Artykuł ten ukazał się w Polityce numer 32/2001 (2310) http://polityka.onet.pl/artykul.asp?DB=162&ITEM=1059157&M=KR&MP=1
EWA WINNICKA
Decentralizacja, socjalizacja, koordynacja, nękanie
Polskich antyglobalistów łączy jedna, za to dobrze zabezpieczona internetowa strona. Według różnych szacunków do Genui, gdzie doszło do zbrojnej konfrontacji globalistów z antyglobalistami, z Polski pojechało od kilkudziesięciu do kilkuset osób. Ich przeciętny wiek – dwadzieścia kilka lat, choć zdarzali się licealiści i sześćdziesięciolatkowie. Byli to zarówno studenci jak i pracujący. Wyjechali z własnej inicjatywy – nie byli „delegatami” swoich organizacji, finansowali wyjazd z własnych środków, czasami z nieznaczną pomocą (np. Nurtu Lewicy Rewolucyjnej lub anarchistów niemieckich w załatwieniu autokaru z Berlina).

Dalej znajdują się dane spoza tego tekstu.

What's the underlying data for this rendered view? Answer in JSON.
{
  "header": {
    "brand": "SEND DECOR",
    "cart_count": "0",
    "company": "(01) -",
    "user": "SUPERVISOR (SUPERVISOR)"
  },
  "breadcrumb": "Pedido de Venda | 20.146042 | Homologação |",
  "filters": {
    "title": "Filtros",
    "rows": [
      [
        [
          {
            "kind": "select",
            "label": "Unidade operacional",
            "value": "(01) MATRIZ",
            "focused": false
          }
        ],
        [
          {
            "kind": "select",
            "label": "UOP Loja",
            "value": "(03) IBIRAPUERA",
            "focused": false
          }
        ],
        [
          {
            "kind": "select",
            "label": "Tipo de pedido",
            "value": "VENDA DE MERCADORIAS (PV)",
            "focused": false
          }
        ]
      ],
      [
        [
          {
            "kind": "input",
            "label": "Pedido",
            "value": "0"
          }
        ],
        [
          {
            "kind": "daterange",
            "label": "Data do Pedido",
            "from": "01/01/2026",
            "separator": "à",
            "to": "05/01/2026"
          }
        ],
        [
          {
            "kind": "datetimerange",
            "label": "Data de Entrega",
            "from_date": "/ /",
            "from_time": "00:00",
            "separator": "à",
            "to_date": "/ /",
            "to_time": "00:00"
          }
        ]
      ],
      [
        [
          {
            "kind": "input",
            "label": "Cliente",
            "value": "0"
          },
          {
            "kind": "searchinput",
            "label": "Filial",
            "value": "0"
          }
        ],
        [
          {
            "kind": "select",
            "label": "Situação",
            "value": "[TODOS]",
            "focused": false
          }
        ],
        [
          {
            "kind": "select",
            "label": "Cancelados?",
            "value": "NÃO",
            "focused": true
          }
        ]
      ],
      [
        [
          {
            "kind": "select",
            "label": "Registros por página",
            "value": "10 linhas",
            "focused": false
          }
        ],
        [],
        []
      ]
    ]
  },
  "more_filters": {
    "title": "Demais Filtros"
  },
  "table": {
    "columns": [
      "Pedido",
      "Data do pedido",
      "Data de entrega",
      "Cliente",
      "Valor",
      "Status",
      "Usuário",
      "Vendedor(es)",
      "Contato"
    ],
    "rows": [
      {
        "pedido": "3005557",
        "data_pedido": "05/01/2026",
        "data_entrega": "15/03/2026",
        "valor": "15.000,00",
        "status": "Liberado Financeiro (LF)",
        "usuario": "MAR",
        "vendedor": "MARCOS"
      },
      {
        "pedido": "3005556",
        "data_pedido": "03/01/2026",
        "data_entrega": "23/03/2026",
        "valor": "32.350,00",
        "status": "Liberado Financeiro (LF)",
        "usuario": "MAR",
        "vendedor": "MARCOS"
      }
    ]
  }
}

Do Seattle w 1999 r. przyjechali protestować niezadowoleni, po których nikt by się nie spodziewał, że łączy ich wspólna ideologiczna droga. Hasła na antyglobalnych sztandarach znosiły się wzajemnie. Tak już zostało. W szeregach antyglobalnych stoją anarchiści, feministki, działacze kościelni, stowarzyszenia charytatywne, ugrupowania lewackie, pacyfiści i zapatyści.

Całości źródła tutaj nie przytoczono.